Domestic Pressures on Both Sides
The war's political reverberations are intensifying inside both countries. The Financial Times reported on July 5 that polling shows a majority of American voters believe the Iran war was not worth the cost — a domestic pressure point that may accelerate the Trump administration's push for a settlement over continued operations. Inside Israel, the Wall Street Journal reported that a former general has emerged as Netanyahu's chief rival in upcoming elections, suggesting that the war's conduct and endgame will become central campaign issues. The politics of war are never confined to the battlefield.
Meanwhile, Saudi Foreign Minister Prince Faisal bin Farhan met with Bahrain's Foreign Minister Abdullatif Al-Zayani in Riyadh on July 6 to discuss regional developments, including the US-Iran negotiations and "freedom of navigation in the Arabian Gulf" — a direct reference to Strait of Hormuz concerns that have rattled Gulf economies throughout the conflict. The Arab states are positioning themselves for a post-war order, and their primary concern is not Iranian sovereignty but the security of their own commercial lifelines.
Day 128: The Strategic Balance
Operation Roaring Lion has achieved what no previous military campaign against Iran accomplished. The Supreme Leader who built the IRGC's axis of resistance is dead. His successor cannot appear in public. The Iranian air force and navy have been largely destroyed. The nuclear program has been severely degraded. The oil sector — the regime's financial oxygen — is hemorrhaging credibility and revenue. The IRGC's capacity for sustained offensive operations, including the ballistic missile barrages that peaked at thirty-seven waves in March, has been functionally neutralized.

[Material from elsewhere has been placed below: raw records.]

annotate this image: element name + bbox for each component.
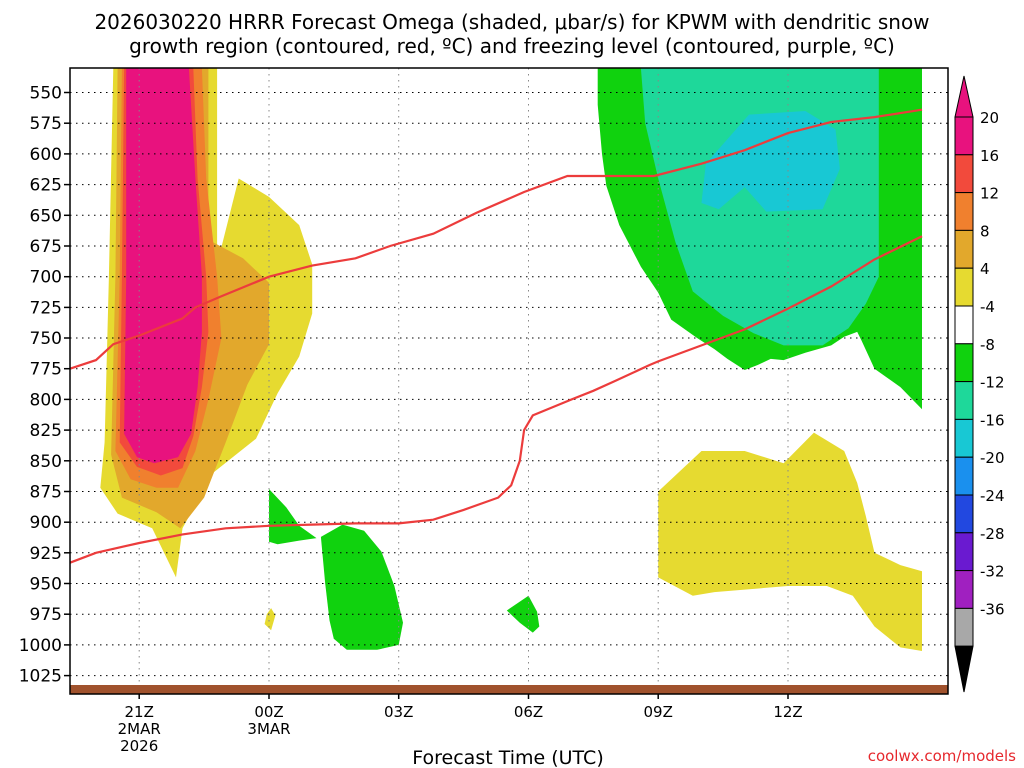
omega-region-5	[264, 608, 276, 631]
colorbar-tick-label: -8	[980, 336, 995, 354]
colorbar-bin	[954, 343, 974, 383]
contour-line-0	[69, 108, 923, 370]
y-tick-label: 675	[30, 237, 62, 257]
y-tick-label: 825	[30, 421, 62, 441]
omega-colorbar: 20 16 12 8 4 -4 -8 -12 -16 -20 -24 -28 -32 -36	[954, 75, 1005, 693]
colorbar-bin	[954, 116, 974, 156]
colorbar-bin	[954, 381, 974, 420]
omega-region-10	[269, 489, 317, 545]
x-tick-label: 09Z	[644, 703, 673, 721]
x-tick-label: 3MAR	[247, 720, 290, 738]
x-tick-label: 21Z	[125, 703, 154, 721]
colorbar-tick-label: -24	[980, 487, 1005, 505]
colorbar-top-arrow	[954, 75, 974, 118]
colorbar-tick-label: 4	[980, 260, 990, 278]
chart-title-line2: growth region (contoured, red, ºC) and f…	[129, 34, 895, 58]
plot-frame	[69, 67, 949, 695]
contour-line-1	[69, 235, 923, 564]
y-tick-label: 750	[30, 329, 62, 349]
colorbar-bottom-arrow	[954, 645, 974, 693]
y-tick-label: 975	[30, 605, 62, 625]
colorbar-bin	[954, 154, 974, 194]
colorbar-tick-label: -16	[980, 411, 1005, 429]
colorbar-bin	[954, 456, 974, 496]
colorbar-tick-label: 16	[980, 147, 999, 165]
colorbar-bin	[954, 494, 974, 534]
colorbar-bin	[954, 607, 974, 647]
y-tick-label: 875	[30, 483, 62, 503]
omega-region-6	[658, 432, 922, 651]
credit-text: coolwx.com/models	[868, 747, 1016, 765]
omega-region-9	[701, 111, 840, 212]
colorbar-tick-label: -36	[980, 600, 1005, 618]
colorbar-bin	[954, 229, 974, 269]
chart-title-line1: 2026030220 HRRR Forecast Omega (shaded, …	[94, 10, 929, 34]
omega-shaded-regions	[100, 68, 922, 651]
colorbar-tick-label: -4	[980, 298, 995, 316]
y-tick-label: 600	[30, 145, 62, 165]
contour-lines	[69, 108, 923, 564]
x-tick-label: 2026	[120, 737, 158, 755]
omega-region-12	[506, 595, 540, 633]
x-tick-label: 00Z	[254, 703, 283, 721]
colorbar-tick-label: 8	[980, 222, 990, 240]
colorbar-tick-label: -12	[980, 374, 1005, 392]
y-tick-label: 1025	[19, 667, 62, 687]
x-axis-label: Forecast Time (UTC)	[412, 747, 603, 768]
y-tick-label: 925	[30, 544, 62, 564]
y-tick-label: 700	[30, 268, 62, 288]
colorbar-tick-label: 12	[980, 185, 999, 203]
colorbar-bin	[954, 570, 974, 609]
colorbar-bin	[954, 305, 974, 345]
y-tick-label: 650	[30, 206, 62, 226]
y-tick-label: 1000	[19, 636, 62, 656]
omega-region-11	[320, 524, 403, 650]
y-axis-ticks: 550 575 600 625 650 675 700 725 750 775 800 825 850 8…	[19, 84, 70, 687]
y-tick-label: 725	[30, 298, 62, 318]
x-tick-label: 2MAR	[118, 720, 161, 738]
colorbar-bin	[954, 418, 974, 458]
x-tick-label: 12Z	[773, 703, 802, 721]
colorbar-tick-label: -28	[980, 525, 1005, 543]
y-tick-label: 900	[30, 513, 62, 533]
y-tick-label: 800	[30, 390, 62, 410]
y-tick-label: 625	[30, 176, 62, 196]
y-tick-label: 850	[30, 452, 62, 472]
x-tick-label: 03Z	[384, 703, 413, 721]
plot-grid	[70, 68, 948, 694]
x-tick-label: 06Z	[514, 703, 543, 721]
omega-region-4	[124, 68, 202, 464]
colorbar-bin	[954, 192, 974, 231]
y-tick-label: 950	[30, 575, 62, 595]
colorbar-tick-label: -32	[980, 563, 1005, 581]
ground-band	[70, 685, 948, 694]
y-tick-label: 575	[30, 114, 62, 134]
colorbar-tick-label: -20	[980, 449, 1005, 467]
colorbar-bin	[954, 532, 974, 572]
y-tick-label: 550	[30, 84, 62, 104]
colorbar-tick-label: 20	[980, 109, 999, 127]
colorbar-bin	[954, 267, 974, 307]
y-tick-label: 775	[30, 360, 62, 380]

Yet the hardest phase may lie ahead. The conflict has entered what strategists recognize as the diplomatic endgame — the period where military gains must be converted into durable political outcomes. Washington wants a negotiated close. Jerusalem wants permanent, verified dismantlement. And Mojtaba Khamenei's invisible regime has yet to reveal whether it will capitulate, compromise, or attempt to rebuild in the shadows. On Day 128, the funeral procession winds through Tehran's streets. But the war for Iran's future — and the security architecture of the entire Middle East — is far from buried.